Disaster recovery (DR) in Oracle Cloud Infrastructure depends directly on your Recovery Point Objective (RPO) and Recovery Time Objective (RTO) requirements.

If either the RPO or the RTO is near real-time, then your only option for Hadoop is to create a DR cluster in another availability domain or region, and then replicate data between the production and DR clusters. If the RPO and RTO requirements are more flexible, then we recommend leveraging Object Storage as a backup target for HDFS and cluster metadata. Schedule the copy process as often as needed to meet your RPO target, pushing data into Object Storage by using a tool such as DistCp (distributed copy). You can also back up databases (Oracle, MySQL) into Object Storage buckets, or replicate to additional database instances in other availability domains or regions.
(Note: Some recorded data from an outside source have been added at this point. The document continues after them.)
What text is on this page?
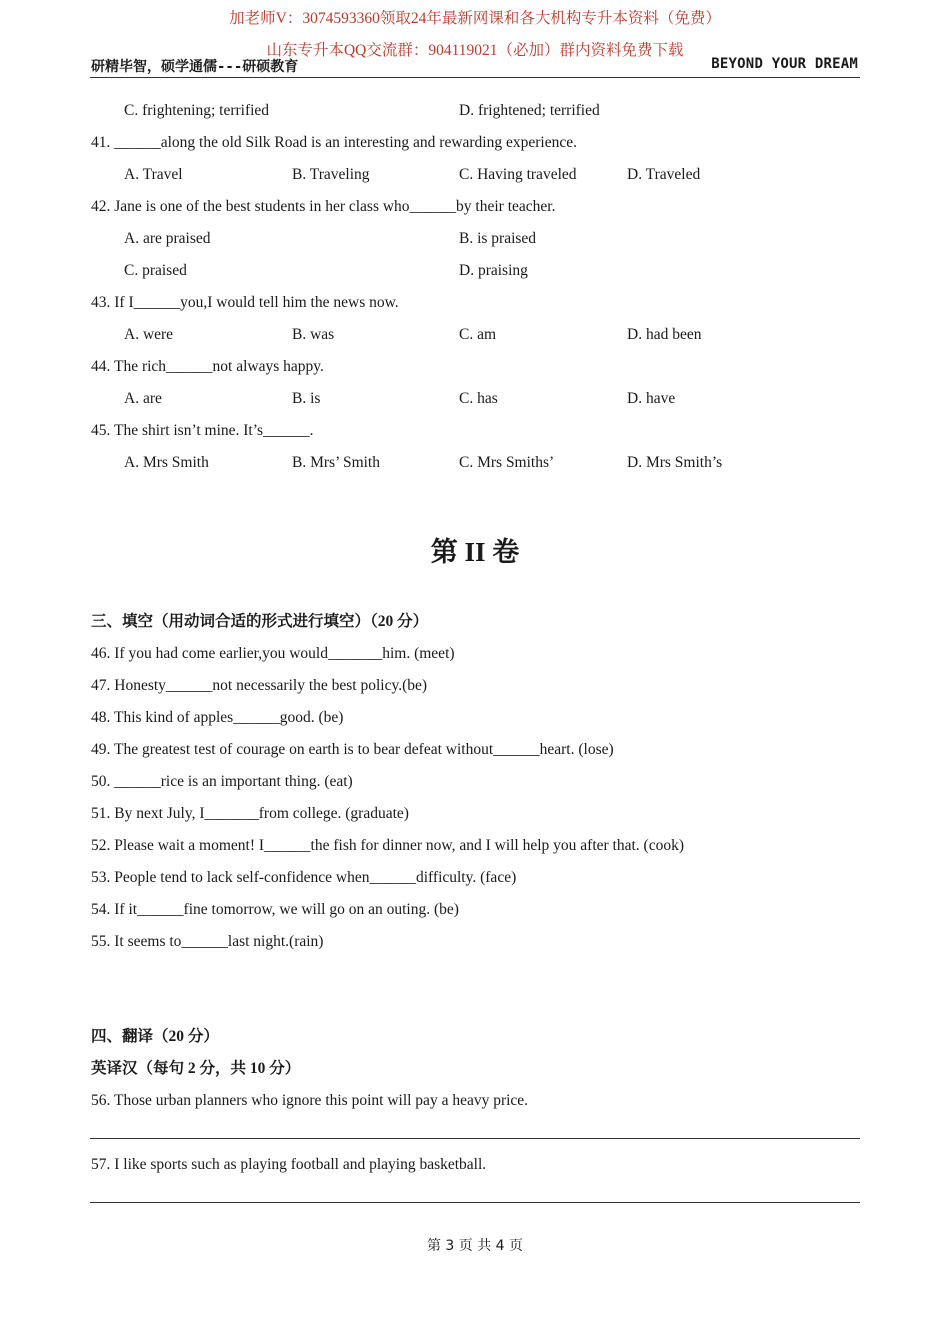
加老师V：3074593360领取24年最新网课和各大机构专升本资料（免费）
山东专升本QQ交流群：904119021（必加）群内资料免费下载
研精毕智，硕学通儒---研硕教育	BEYOND YOUR DREAM
C. frightening; terrified	D. frightened; terrified
41. ______along the old Silk Road is an interesting and rewarding experience.
A. Travel	B. Traveling	C. Having traveled	D. Traveled
42. Jane is one of the best students in her class who______by their teacher.
A. are praised	B. is praised
C. praised	D. praising
43. If I______you,I would tell him the news now.
A. were	B. was	C. am	D. had been
44. The rich______not always happy.
A. are	B. is	C. has	D. have
45. The shirt isn’t mine. It’s______.
A. Mrs Smith	B. Mrs’ Smith	C. Mrs Smiths’	D. Mrs Smith’s
第 II 卷
三、填空（用动词合适的形式进行填空）（20 分）
46. If you had come earlier,you would_______him. (meet)
47. Honesty______not necessarily the best policy.(be)
48. This kind of apples______good. (be)
49. The greatest test of courage on earth is to bear defeat without______heart. (lose)
50. ______rice is an important thing. (eat)
51. By next July, I_______from college. (graduate)
52. Please wait a moment! I______the fish for dinner now, and I will help you after that. (cook)
53. People tend to lack self-confidence when______difficulty. (face)
54. If it______fine tomorrow, we will go on an outing. (be)
55. It seems to______last night.(rain)
四、翻译（20 分）
英译汉（每句 2 分，共 10 分）
56. Those urban planners who ignore this point will pay a heavy price.
57. I like sports such as playing football and playing basketball.
第 3 页 共 4 页
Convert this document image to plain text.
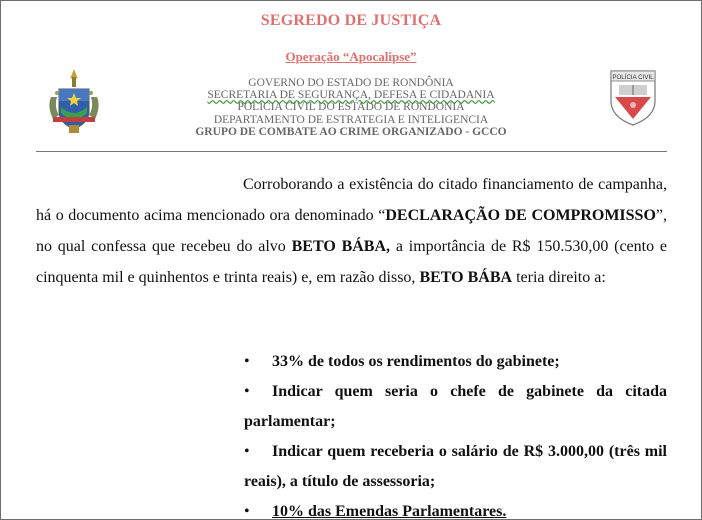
SEGREDO DE JUSTIÇA
Operação “Apocalipse”
GOVERNO DO ESTADO DE RONDÔNIA
SECRETARIA DE SEGURANÇA, DEFESA E CIDADANIA
POLICIA CIVIL DO ESTADO DE RONDONIA
DEPARTAMENTO DE ESTRATEGIA E INTELIGENCIA
GRUPO DE COMBATE AO CRIME ORGANIZADO - GCCO
POLÍCIA CIVIL
Corroborando a existência do citado financiamento de campanha, há o documento acima mencionado ora denominado “DECLARAÇÃO DE COMPROMISSO”, no qual confessa que recebeu do alvo BETO BÁBA, a importância de R$ 150.530,00 (cento e cinquenta mil e quinhentos e trinta reais) e, em razão disso, BETO BÁBA teria direito a:
• 33% de todos os rendimentos do gabinete;
• Indicar quem seria o chefe de gabinete da citada parlamentar;
• Indicar quem receberia o salário de R$ 3.000,00 (três mil reais), a título de assessoria;
• 10% das Emendas Parlamentares.
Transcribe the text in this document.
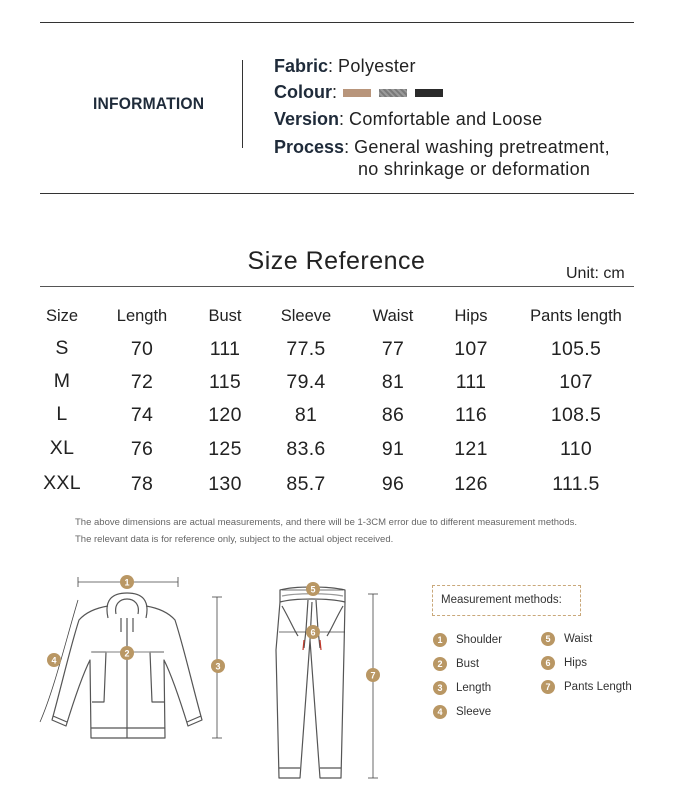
INFORMATION
Fabric: Polyester
Colour:
Version: Comfortable and Loose
Process: General washing pretreatment,
no shrinkage or deformation
Size Reference	Unit: cm
Size	Length	Bust	Sleeve	Waist	Hips	Pants length
S	70	111	77.5	77	107	105.5
M	72	115	79.4	81	111	107
L	74	120	81	86	116	108.5
XL	76	125	83.6	91	121	110
XXL	78	130	85.7	96	126	111.5
The above dimensions are actual measurements, and there will be 1-3CM error due to different measurement methods.
The relevant data is for reference only, subject to the actual object received.
1
2
3
4
5
6
7
Measurement methods:
1 Shoulder
2 Bust
3 Length
4 Sleeve
5 Waist
6 Hips
7 Pants Length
If your DR requirements specify georedundancy for data that a single region can’t provide, you can also copy data in Object Storage between regions. If a disaster occurs, consider using Terraform to quickly provision resources in another availability domain (either in the same region or a different region) and rehydrate the DR cluster from data in Object Storage.

Cost Management

As detailed in the rest of this solution, there are several ways to “right-size” the compute versus storage requirements to reduce your infrastructure costs. Oracle Cloud Infrastructure has additional tools to help you manage the cost associated with a Hadoop deployment:

  • You can leverage tagging for your deployments to make it easier to track consumption.
  • You can set quotas at the compartment level to limit consumption by different lines of business. Consider using multiple compartments to manage production, QA, and development environments, and restrict the quotas as appropriate.

Leveraging the dynamic nature of cloud is also great for environments that might not need to be persistent. If you’re using Object Storage as a backup (or data lake) for your data, it’s easy to create environments when you need them by using Terraform, rehydrate HDFS with data from Object Storage, and destroy the environment when you no longer need it.

VM environments with block volumes can also be paused to halt Compute billing, and you are charged only for storage consumption.